Solution: Use either number & 1 (bitwise AND) or number % 2 != 0 which work correctly for both positive and negative numbers.

2. Not resetting the counter properly

Developers might forget to reset the counter when encountering an even number, leading to incorrect counting of non-consecutive odd numbers:

# Incorrect - counts any three odd numbers, not consecutive ones
count = 0
for num in arr:
    if num & 1:
        count += 1
    if count == 3:
        return True
return False

Solution: Always reset the counter to 0 when an even number is encountered to ensure we're only counting consecutive odd numbers.

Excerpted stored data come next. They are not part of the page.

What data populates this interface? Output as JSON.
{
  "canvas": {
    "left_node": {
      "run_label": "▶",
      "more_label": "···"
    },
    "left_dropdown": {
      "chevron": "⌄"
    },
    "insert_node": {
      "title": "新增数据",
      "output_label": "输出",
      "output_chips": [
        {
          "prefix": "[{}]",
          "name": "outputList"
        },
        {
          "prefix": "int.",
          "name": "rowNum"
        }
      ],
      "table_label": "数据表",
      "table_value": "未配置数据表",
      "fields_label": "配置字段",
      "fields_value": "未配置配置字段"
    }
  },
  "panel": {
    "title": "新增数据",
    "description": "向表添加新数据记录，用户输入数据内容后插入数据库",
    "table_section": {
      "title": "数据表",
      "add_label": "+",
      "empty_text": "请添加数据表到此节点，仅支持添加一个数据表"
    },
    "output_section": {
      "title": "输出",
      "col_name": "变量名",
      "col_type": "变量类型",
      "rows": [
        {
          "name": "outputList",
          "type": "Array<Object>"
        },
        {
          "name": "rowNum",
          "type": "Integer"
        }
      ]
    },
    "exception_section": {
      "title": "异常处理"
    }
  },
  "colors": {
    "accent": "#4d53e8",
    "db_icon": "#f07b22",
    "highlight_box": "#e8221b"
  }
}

3. Off-by-one errors in counter logic

Some might check for the wrong count value or increment at the wrong time:

# Incorrect - returns True after finding only 2 consecutive odds
if consecutive_odd_count >= 2:
    return True

Solution: Ensure the counter is checked against exactly 3, and the check happens after incrementing.

4. Using sliding window when not needed

Overcomplicating with a sliding window approach:

# Unnecessarily complex
for i in range(len(arr) - 2):
    if arr[i] & 1 and arr[i+1] & 1 and arr[i+2] & 1:
        return True

While this works, it requires boundary checking and is less elegant.

Solution: The simple counter approach is cleaner and handles all edge cases naturally without explicit boundary checks.